The popular Swedish plant milk manufacturer OATLY lost a trademark dispute in the UK.
The case concerns a trademark application for PUREOATY for oat milk products filed by the family farm Glebe Farm.
Against this mark an opposition was filed by Swinish company based on several earlier marks OATLY for the same goods.
This case stirred up a lot of of negative comments for the company which was accused that of being bigger tries to block a smaller market competitor as the trademark applicant.
The Court dismissed the opposition in its entirety. Although finding some low level of similarity, the Court consider that from phonetic, visual and conceptual point of view both signs were not similar enough in order to create consumer confusion. The element PURE in the later mark was sufficient to overcome any possibility for such thing.
According to the Court, the common part OAT is descriptive for the relevant products and has not power to contribute to the potential similarity.
The claim that the mark tries to take unfair advantages from the established reputation of the earlier marks was dismissed too.
The claim for passing-off didn’t success either. The Court didn’t find any misrepresentation or misleading action by the Glebe Farm when using their PUREOATY mark.

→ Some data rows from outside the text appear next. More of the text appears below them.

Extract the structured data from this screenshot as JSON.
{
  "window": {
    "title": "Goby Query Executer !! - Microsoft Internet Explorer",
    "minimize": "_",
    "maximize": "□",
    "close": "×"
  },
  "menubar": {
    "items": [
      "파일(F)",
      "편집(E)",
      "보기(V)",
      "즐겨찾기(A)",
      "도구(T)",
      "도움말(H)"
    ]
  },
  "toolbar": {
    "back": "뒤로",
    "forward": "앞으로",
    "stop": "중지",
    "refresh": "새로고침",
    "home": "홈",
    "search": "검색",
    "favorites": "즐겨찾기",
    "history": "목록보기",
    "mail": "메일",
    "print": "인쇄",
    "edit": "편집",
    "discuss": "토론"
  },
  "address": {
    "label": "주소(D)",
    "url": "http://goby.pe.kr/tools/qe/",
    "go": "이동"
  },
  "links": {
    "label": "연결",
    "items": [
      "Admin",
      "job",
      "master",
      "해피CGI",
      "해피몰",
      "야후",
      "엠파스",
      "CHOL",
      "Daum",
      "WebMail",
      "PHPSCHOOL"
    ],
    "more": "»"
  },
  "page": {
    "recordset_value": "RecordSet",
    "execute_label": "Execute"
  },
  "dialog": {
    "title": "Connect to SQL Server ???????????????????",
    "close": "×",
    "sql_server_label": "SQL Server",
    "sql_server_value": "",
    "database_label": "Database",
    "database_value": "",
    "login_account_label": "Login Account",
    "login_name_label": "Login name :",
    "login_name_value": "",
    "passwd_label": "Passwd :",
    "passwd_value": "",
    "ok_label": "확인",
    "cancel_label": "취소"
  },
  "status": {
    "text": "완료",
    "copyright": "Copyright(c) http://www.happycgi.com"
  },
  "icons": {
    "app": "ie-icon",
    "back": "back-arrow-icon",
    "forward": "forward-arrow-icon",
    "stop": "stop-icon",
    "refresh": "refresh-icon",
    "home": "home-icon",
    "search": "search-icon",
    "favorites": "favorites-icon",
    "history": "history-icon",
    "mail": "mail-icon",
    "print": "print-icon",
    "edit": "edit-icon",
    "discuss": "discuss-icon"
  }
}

This case is indicative how tricky could be a company to rely entirely or partially on descriptive terms for its trademarks. The Swedish company was successful before the EU Court regarding its slogan “It’s like milk but made for humans” but in this new case failed. In addition, every attempt for monopolizing descriptive terms can cause negative public reaction that can even threaten the company’s sales. So managing such disputes can be really difficult. That’s why all of this has to be taken into account in the brand building strategy.